O terceiro parecer analisa a proposta de criação do instituto da senexão como forma de proteção à pessoa idosa em situação de vulnerabilidade, como direito inerente ao fenômeno do envelhecimento, sendo o envelhecimento um direito personalíssimo. Este parecer ainda não foi aprovado pela Comissão de Direito Civil, de Famílias e Sucessões do IAB Nacional, mas a autora disponibiliza para conhecimento do público.
O quarto parecer analisa a possibilidade de criminalização da intersexofobia trazendo como sugestão a inclusão expressa no Projeto de Lei analisado, das práticas caracterizadas como intersexofobia como espécie do gênero racismo para que os crimes praticados não sejam alcançados pela prescrição em conformidade com a própria autodeterminação de gênero, buscando uma melhor caracterização do conceito de racismo social.

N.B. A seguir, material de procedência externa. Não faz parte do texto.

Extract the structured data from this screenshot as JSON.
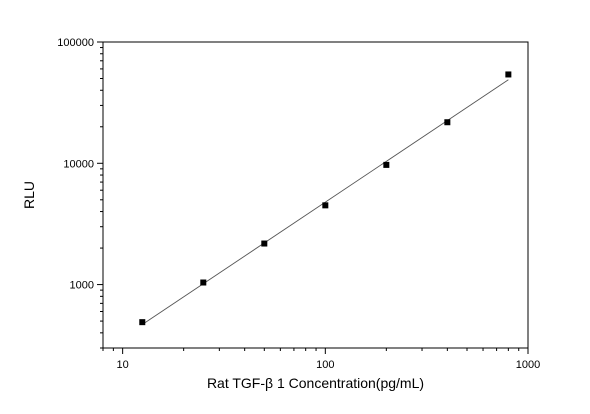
{
  "chart_data": {
    "type": "scatter",
    "title": "",
    "xlabel": "Rat  TGF-β 1  Concentration(pg/mL)",
    "ylabel": "RLU",
    "x_scale": "log",
    "y_scale": "log",
    "xlim": [
      8,
      1000
    ],
    "ylim": [
      300,
      100000
    ],
    "x_ticks": [
      10,
      100,
      1000
    ],
    "x_tick_labels": [
      "10",
      "100",
      "1000"
    ],
    "y_ticks": [
      1000,
      10000,
      100000
    ],
    "y_tick_labels": [
      "1000",
      "10000",
      "100000"
    ],
    "grid": false,
    "legend": "none",
    "series": [
      {
        "x": [
          12.5,
          25,
          50,
          100,
          200,
          400,
          800
        ],
        "y": [
          490,
          1040,
          2180,
          4500,
          9700,
          21800,
          54000
        ],
        "marker": "square",
        "color": "#000000",
        "fit_line": true
      }
    ]
  }
}
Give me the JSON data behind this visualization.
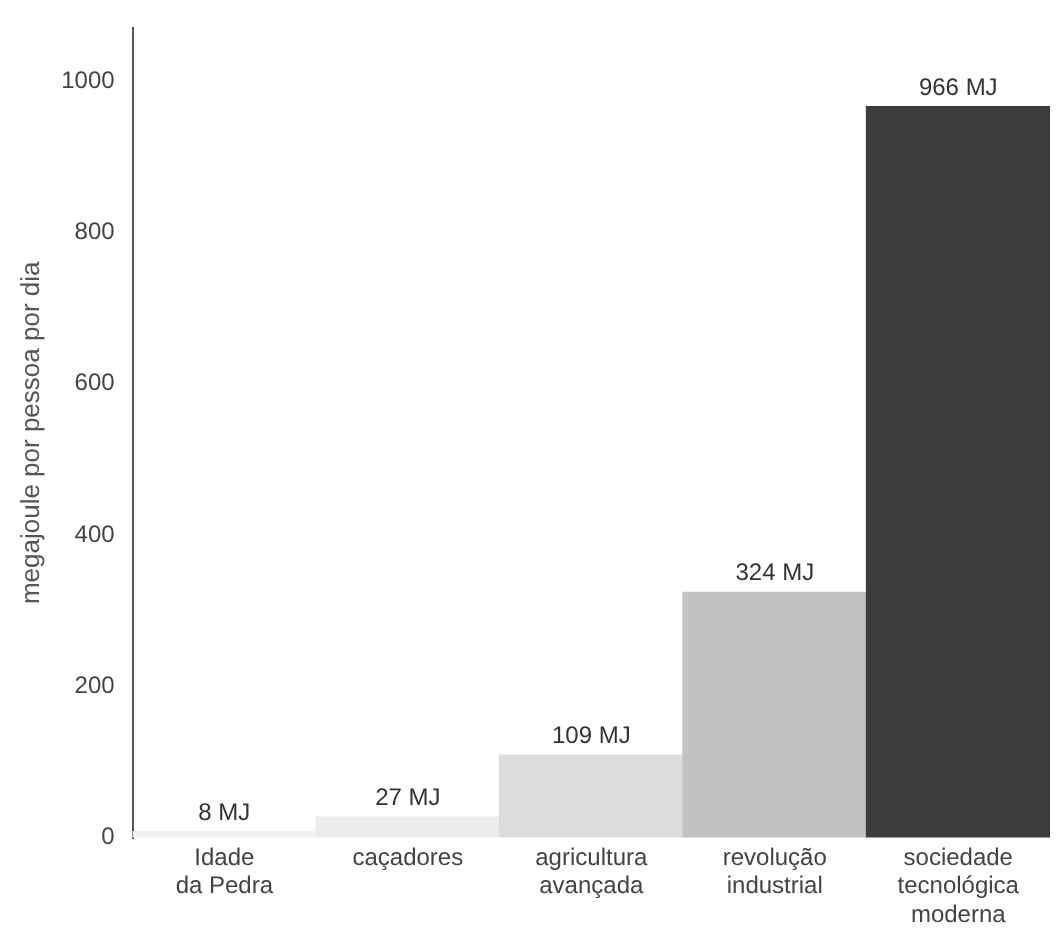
{
  "chart_data": {
    "type": "bar",
    "ylabel": "megajoule por pessoa por dia",
    "categories": [
      "Idade\nda Pedra",
      "caçadores",
      "agricultura\navançada",
      "revolução\nindustrial",
      "sociedade\ntecnológica\nmoderna"
    ],
    "values": [
      8,
      27,
      109,
      324,
      966
    ],
    "colors": [
      "#f2f2f2",
      "#ececec",
      "#dcdcdc",
      "#c2c2c2",
      "#3c3c3c"
    ],
    "value_labels": [
      "8 MJ",
      "27 MJ",
      "109 MJ",
      "324 MJ",
      "966 MJ"
    ],
    "ylim": [
      0,
      1070
    ],
    "yticks": [
      0,
      200,
      400,
      600,
      800,
      1000
    ],
    "grid": false,
    "legend": false
  }
}
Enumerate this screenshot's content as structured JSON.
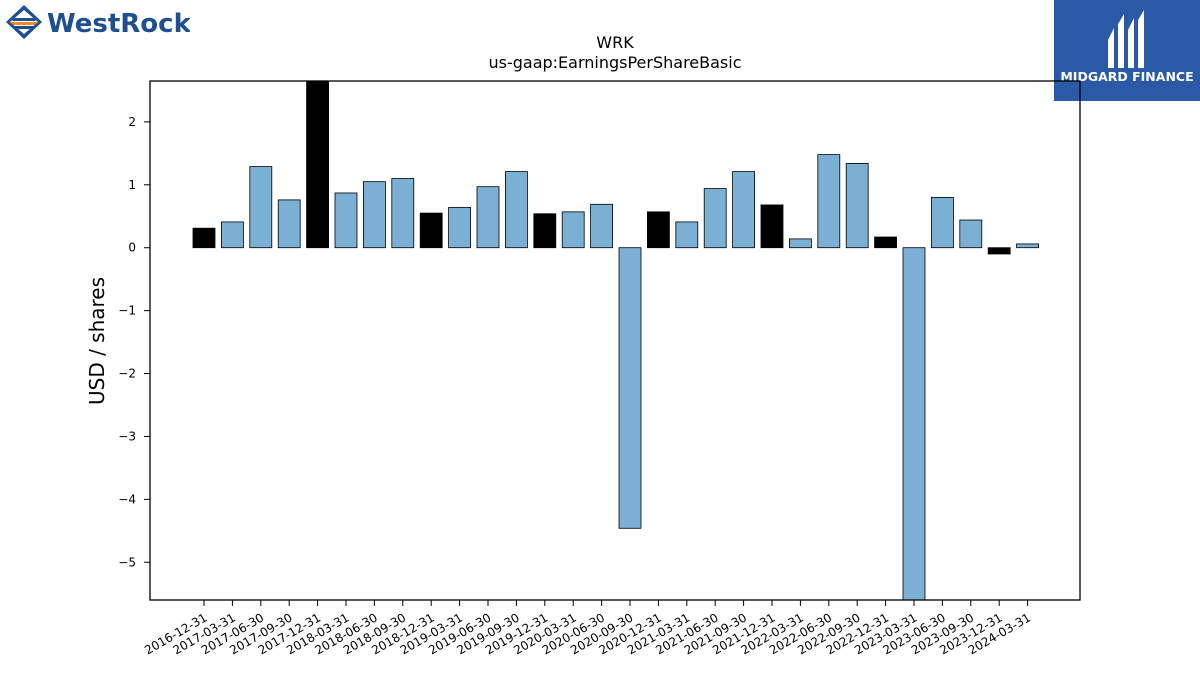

O quinto parecer trata de estudo feito sobre a temática: Uberização/Precarização/Relação de Trabalho/Livre Iniciativa/Pleno Emprego. O estudo foi feito na condição de membro da Comissão de Direitos Humanos do Instituto dos Advogados Brasileiros, quando da indicação, em caráter de urgência, pela advogada e confreira Carmela Grüne, para que o IAB pudesse se habilitar, em tempo, como 'amicus curiae' e participar da Audiência Pública designada para o dia 09 de dezembro de 2024 no Supremo Tribunal Federal, às 9h, que tratou do Tema 1291 e do Recurso Extraordinário no 1.446.336 (que examina a possibilidade de reconhecimento de vínculo de emprego entre motoristas de aplicativos de transporte e empresas gestoras de plataformas digitais intermediadoras, à luz dos artigos 1o, IV; 5o, II e XIII; e 170, IV da CF/88). Infelizmente, por razões desconhecidas, o parecer não foi analisado em sessão plenária, perdendo o objeto.
A tese é que no caso dos motoristas de aplicativo (e que pode ser aplicada para os casos de Pejotização), ao analisarmos os princípios referentes à ordem econômica expressos no artigo 170 da Constituição Federal de 1988 (princípios da busca do pleno emprego e da livre iniciativa), não podemos impor ao motorista de aplicativo ou Pejotizados, o ônus daqueles que lidam como empresários e que mobilizam os fatores de produção da economia nessa condição de empresariedade (conceito amplo de pleno emprego e fator econômico empresariedade), porque na verdade são mobilizados dentro da concepção estrita do princípio do pleno emprego, na condição de fator econômico mão-de-obra. Ademais, os princípios vigentes na Ordem Econômica não podem ser analisados e dissociados dos direitos fundamentais sociais que têm como vigas mestras o Princípio da Proibição do Retrocesso Social e o Princípio Constitucional da Dignidade da Pessoa Humana.
No Parecer, embora feito em caráter de urgência e que poderia ter se demorado mais no item 2.3. (e por esta razão já está em andamento estudo), quando da ponderação dos princípios da livre iniciativa e do pleno emprego, a autora acredita que seja plausível a tese levantada: Pejotizados e demais profissionais que sofrem com a "uberização" são mobilizados enquanto fatores de produção mão-de-obra e não são fatores de produção mobilizadores (empresariedade), não sendo, portanto, empreendedores.